The federal government has proposed new legislation that seeks to expand “Lawful Access” powers by law enforcement agencies (“LEA”s). Although justified as necessary “modernization” and just “keeping up with criminals”, the proposals are deeply problematic. They would take advantage of new technologies, new modes of communication and new social practices to significantly expand access by LEAs to the personal information of individuals. Indeed, while referred to as “Lawful Access” powers, the lawfulness of some of these powers under the Charter of Rights and Freedoms is questionable.
The proposed expanded LEA powers include:
• Access to “subscriber data” upon request without either prior judicial authorization or reasonable grounds to suspect criminal behaviour;
• New preservation orders, available on a low evidentiary standard;
• New preservation demands with no requirement for prior judicial authorization;
• New production orders for tracking and transmission data, available on a low evidentiary standard;
• Lower evidentiary standard for, and expanded scope of, tracking warrants;
• Expanded scope of warrants for telephone number recorders to encompass all forms of transmission data.

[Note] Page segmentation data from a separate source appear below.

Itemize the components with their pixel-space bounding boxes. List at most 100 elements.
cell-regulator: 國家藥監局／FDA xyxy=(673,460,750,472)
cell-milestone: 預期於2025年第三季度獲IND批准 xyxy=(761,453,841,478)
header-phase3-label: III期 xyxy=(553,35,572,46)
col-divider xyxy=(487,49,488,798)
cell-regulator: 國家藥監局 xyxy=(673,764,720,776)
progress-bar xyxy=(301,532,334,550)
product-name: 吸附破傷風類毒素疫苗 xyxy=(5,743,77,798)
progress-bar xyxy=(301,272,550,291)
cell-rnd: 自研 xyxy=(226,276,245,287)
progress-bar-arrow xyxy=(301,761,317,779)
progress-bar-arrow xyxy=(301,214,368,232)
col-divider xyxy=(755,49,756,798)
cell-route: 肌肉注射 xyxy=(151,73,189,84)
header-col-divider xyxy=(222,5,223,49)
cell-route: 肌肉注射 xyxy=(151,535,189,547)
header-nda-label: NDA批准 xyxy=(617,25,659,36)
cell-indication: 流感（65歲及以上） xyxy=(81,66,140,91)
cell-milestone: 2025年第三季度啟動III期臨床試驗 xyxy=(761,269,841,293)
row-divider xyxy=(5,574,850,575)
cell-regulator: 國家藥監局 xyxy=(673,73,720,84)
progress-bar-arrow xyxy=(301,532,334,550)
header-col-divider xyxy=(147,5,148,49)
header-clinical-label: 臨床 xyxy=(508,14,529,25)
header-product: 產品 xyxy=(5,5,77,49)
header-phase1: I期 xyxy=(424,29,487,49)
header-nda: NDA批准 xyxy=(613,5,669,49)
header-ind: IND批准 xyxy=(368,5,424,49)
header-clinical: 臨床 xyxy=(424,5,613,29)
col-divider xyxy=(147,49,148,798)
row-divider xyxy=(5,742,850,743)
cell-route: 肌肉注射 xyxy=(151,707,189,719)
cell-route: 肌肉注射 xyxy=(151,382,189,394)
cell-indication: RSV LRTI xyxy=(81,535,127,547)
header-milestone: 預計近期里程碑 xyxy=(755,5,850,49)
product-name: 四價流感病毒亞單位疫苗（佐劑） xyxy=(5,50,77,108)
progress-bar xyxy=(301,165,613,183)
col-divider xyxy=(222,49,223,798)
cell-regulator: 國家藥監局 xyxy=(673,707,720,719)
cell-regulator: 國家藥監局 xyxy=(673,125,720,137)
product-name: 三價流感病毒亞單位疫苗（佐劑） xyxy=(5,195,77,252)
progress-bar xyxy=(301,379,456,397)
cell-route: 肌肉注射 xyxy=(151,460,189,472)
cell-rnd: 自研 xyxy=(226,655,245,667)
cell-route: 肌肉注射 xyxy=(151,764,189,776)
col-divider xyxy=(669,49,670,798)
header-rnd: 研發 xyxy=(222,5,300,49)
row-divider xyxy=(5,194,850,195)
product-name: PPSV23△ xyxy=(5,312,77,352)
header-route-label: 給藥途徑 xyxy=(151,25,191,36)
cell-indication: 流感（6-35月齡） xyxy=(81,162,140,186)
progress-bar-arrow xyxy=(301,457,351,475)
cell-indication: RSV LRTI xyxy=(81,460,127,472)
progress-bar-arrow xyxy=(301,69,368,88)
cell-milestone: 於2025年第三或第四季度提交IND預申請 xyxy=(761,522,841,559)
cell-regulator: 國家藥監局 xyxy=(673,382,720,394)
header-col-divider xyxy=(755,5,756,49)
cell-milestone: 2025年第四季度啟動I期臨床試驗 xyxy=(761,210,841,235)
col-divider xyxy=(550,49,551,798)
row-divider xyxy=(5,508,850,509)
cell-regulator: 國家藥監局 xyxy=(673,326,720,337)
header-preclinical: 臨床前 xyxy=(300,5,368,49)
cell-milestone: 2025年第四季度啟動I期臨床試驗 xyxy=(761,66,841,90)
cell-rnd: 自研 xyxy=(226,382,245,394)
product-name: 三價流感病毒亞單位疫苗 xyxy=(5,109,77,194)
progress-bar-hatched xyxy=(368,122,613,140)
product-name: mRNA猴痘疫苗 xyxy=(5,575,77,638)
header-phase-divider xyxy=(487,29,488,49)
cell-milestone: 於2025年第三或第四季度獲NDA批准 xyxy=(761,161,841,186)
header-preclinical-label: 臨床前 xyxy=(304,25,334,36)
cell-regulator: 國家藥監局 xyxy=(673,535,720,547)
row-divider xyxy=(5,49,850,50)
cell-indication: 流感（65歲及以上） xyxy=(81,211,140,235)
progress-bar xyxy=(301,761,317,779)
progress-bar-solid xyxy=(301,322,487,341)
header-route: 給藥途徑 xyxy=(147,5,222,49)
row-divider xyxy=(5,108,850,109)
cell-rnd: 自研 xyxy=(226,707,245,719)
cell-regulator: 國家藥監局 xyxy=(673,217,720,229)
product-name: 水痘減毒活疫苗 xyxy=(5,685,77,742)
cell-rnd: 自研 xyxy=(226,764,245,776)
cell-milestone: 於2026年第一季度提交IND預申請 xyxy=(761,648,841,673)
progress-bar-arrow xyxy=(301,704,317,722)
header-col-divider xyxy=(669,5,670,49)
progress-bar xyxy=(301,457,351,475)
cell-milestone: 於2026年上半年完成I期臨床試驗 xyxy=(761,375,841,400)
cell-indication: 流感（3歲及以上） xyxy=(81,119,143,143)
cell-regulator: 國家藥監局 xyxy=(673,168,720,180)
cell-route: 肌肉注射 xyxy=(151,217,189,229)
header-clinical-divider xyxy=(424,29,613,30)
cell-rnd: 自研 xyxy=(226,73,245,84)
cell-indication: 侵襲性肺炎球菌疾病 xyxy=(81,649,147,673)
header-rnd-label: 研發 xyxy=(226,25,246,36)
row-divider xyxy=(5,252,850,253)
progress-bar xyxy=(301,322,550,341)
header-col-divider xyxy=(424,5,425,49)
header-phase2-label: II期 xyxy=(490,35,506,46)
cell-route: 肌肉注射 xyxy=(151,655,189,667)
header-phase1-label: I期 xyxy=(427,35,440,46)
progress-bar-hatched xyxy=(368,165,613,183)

The increased legal power that these proposals would expressly grant to LEAs will be greatly enhanced by the real world context of vastly more and richer personal data now available as a result of new technologies. In a “double whammy” to individual privacy, the reforms would provide LEAs with powerful new tools by which to tap this growing source of investigational data already available for investigations and intelligence-gathering. Moreover, they would do so on the basis of lower evidentiary standards – or in the case of subscriber data, no evidentiary standards at all – thus further eroding the fragile framework of privacy protection that we have constructed to control state surveillance.